Валька повернулась с глазами, зеркальными от слез.

– И все-то у вас дураки! Принесла же меня к вам нелегкая! Только жизнь испоганили. Теперь еще в кухарки сдаете. Николай Алексеич! Все они такие! И дружок его Покатаев загрызет своими зубищами покупными. И сынок Егорка – он-то и папу всю жизнь заедать будет! А Инна ваша! Как мы попали сюда, Николай Алексеич? Вы один настоящий человек. Как родной почти. Даже глаза ваши как будто давно знакомые, будто в детстве видала я такую прищурочку.

– Видела, Валя, видела! Как раз на портретах вождя всемирного пролетариата товарища В.И. Ленина! – хохотнул Кузнецов и вразвалку вышел из кухни.

Дождь все лил. Стемнело. Пропали краски. Кузнецов вглядывался в шуршащие и булькающие сумерки. Он так не любил сложностей, что даже пустяковые стычки приводили его в замешательство. Вечером еще работать. С этой девочкой. Надо как-то встряхнуться. Он ворвался в “прiемную”, где при свете керосиновой лампы неподвижно и все врозь сидели какие-то скучные фигуры.

– Господа! Дамы! Товарищи! Пойдемте-ка ко мне в мастерскую, посумеречничаем. Мне что-то вечерок этот начинает не нравиться.

Изумленные гости встали почти разом, а Кузнецов уже привычно взбирался наверх – зажигать керосиновые лампы. Электричества в Доме не было.

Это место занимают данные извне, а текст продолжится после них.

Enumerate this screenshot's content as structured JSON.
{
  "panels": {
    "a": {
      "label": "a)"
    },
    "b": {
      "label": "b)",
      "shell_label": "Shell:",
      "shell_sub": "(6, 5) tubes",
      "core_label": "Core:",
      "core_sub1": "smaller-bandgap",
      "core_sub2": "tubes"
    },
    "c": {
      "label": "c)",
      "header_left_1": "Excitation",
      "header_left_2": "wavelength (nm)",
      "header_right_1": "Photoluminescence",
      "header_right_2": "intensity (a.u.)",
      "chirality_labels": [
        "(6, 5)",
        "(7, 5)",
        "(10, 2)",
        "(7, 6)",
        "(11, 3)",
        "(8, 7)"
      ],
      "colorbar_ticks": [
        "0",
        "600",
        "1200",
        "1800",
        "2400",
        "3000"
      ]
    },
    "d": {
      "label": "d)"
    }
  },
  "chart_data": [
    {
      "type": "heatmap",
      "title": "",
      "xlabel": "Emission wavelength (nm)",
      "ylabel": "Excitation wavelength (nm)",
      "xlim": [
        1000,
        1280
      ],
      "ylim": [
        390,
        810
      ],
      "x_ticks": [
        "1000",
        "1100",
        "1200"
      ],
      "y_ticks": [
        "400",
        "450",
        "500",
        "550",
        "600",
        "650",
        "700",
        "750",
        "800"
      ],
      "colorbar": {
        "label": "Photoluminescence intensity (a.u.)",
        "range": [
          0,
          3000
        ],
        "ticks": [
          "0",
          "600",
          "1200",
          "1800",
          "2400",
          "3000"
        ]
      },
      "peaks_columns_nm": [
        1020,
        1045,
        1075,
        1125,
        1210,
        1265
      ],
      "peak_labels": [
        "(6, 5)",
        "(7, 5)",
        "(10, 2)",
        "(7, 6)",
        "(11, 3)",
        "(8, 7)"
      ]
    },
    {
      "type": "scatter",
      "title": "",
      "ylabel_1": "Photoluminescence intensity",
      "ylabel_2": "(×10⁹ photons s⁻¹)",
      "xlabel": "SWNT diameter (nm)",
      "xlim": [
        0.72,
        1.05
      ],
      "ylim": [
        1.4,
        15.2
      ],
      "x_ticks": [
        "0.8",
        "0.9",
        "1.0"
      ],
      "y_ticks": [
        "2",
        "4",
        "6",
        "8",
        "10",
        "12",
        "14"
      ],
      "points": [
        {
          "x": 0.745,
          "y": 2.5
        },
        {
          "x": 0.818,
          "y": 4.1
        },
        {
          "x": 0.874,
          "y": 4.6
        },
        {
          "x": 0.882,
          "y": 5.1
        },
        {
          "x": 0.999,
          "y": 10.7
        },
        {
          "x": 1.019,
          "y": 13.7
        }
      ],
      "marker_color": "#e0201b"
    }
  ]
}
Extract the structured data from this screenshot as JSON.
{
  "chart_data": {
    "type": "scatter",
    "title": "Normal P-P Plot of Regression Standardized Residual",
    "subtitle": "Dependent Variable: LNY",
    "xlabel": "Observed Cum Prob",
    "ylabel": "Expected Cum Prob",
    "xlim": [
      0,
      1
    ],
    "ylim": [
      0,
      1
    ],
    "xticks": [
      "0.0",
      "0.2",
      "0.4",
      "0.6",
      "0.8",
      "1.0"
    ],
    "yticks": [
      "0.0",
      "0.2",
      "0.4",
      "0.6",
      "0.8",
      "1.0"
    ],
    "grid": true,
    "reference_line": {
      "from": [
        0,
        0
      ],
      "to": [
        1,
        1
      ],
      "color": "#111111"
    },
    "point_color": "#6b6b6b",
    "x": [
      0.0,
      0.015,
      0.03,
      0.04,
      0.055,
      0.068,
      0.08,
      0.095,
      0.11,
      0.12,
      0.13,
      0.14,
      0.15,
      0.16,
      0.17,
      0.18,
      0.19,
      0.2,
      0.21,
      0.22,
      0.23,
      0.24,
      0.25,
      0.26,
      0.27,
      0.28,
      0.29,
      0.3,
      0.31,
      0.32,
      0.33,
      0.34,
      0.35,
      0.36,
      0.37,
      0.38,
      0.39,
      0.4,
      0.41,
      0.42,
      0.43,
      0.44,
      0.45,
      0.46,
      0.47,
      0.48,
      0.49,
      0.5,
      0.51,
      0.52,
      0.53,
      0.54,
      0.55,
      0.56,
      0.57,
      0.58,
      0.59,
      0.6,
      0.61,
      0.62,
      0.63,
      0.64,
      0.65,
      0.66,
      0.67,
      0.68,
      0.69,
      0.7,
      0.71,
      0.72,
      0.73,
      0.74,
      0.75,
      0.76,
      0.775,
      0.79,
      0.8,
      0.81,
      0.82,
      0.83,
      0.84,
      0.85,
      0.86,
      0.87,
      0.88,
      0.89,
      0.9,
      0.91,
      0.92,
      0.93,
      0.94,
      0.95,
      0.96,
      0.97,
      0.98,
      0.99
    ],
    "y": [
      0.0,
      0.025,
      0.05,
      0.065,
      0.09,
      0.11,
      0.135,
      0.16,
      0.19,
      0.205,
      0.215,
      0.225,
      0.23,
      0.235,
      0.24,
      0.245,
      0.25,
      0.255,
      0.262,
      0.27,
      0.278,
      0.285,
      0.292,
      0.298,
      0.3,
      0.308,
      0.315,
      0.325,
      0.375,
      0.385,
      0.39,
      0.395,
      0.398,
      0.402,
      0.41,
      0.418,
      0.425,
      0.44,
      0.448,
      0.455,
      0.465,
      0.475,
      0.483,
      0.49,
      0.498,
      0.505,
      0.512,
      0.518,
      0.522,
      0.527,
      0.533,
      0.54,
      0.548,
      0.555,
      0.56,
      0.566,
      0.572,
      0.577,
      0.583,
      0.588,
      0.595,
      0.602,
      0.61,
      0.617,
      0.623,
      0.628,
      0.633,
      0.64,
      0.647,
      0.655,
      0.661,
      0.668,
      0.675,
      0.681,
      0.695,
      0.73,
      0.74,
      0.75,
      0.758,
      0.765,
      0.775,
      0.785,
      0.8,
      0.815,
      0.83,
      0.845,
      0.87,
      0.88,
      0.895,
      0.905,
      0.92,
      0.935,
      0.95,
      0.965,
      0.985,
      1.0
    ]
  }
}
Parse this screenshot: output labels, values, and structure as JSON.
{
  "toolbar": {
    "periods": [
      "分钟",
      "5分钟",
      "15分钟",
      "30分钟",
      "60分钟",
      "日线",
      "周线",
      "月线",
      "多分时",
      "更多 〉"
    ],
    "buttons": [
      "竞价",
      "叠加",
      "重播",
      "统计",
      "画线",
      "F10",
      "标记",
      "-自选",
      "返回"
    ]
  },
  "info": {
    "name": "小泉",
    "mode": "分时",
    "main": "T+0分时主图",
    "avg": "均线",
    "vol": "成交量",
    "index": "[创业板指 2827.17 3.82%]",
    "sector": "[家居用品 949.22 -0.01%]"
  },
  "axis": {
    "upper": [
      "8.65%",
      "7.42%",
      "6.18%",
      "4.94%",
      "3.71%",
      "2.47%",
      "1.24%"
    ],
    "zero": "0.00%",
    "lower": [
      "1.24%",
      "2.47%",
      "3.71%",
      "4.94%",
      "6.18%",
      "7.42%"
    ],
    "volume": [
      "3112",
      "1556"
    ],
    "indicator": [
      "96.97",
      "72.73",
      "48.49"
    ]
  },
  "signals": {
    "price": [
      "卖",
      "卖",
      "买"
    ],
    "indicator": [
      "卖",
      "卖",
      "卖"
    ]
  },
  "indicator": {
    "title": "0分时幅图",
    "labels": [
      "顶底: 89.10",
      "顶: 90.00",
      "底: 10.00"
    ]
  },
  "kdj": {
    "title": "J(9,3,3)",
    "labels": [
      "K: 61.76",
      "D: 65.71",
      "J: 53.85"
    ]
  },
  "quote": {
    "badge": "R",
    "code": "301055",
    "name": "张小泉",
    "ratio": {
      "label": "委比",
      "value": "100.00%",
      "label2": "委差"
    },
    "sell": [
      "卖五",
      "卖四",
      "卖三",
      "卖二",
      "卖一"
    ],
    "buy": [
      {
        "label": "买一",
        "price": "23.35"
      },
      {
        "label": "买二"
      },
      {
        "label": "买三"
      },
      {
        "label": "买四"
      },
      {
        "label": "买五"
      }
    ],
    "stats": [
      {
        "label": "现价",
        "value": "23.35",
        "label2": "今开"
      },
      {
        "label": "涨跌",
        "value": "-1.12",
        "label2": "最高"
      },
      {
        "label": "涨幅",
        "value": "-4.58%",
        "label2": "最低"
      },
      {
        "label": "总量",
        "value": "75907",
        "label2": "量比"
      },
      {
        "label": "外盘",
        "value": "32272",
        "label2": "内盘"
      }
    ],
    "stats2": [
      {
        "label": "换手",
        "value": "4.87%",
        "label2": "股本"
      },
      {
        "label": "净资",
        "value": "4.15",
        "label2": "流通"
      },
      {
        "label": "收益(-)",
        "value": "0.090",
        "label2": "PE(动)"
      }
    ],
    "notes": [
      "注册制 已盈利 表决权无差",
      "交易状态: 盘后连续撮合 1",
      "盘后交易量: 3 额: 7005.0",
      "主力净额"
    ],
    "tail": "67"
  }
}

И вечер начал выправляться. Кузнецов заварил смородиновый лист и еще своего “жеребчика”. Так он называл крепчайший чай, почти чифир, от которого у неискушенных долго почему-то отзывался во рту привкус металлической банки. Появились какие-то бутылочки и обильная банкирская снедь. Кузнецов, когда работал (а он почти всегда работал), не пил, но гости пригубили и повеселели. Покатаев под облезлую гитару из кузнецовской коллекции утиля стал петь резким, но верным голосом “Под музыку Вивальди”. В общем, получились вполне интеллигентные посиделки. Вытащили несколько картин, поахали. Даже Оксана, которой Кузнецов активно не понравился, поскольку она сама не произвела на него ни малейшего впечатления, нашла необходимым похвалить один из пейзажей:

– Красивое небо! Особенно вот то облако цвета лосося.

Это словечко попадалось ей в модных журналах, а тут ловко ввернулось. Вообще все это напоминало сцену из фильма, и Оксана, скрестив ноги, решила поиграть в аристократку. Покатаев снова запел.

– Только не это! – запротестовал вдруг Кузнецов. – Хватит, Покатаюшка. Божественный шум дождя – и твоя жестяная глотка...

– Так уж и жестяная, – Покатаев недовольно отложил гитару и с молодой небрежностью обнял Оксану. – Сколько я раньше тут пел, ни разу ты не жаловался. Не с той ноги встал? Оксаночка, ты представить себе не можешь, сколько и как тут пели! Бывало, человек по тридцать горланили: “Милая моя, солнышко лесное”. И этот бирюк, как миленький, горланил. Местечко-то глухое, и дышалось тут легче. Какие разговоры всю ночь! Солженицын, КГБ, несвобода наша проклятая... Хозяин, правда, чаще помалкивал.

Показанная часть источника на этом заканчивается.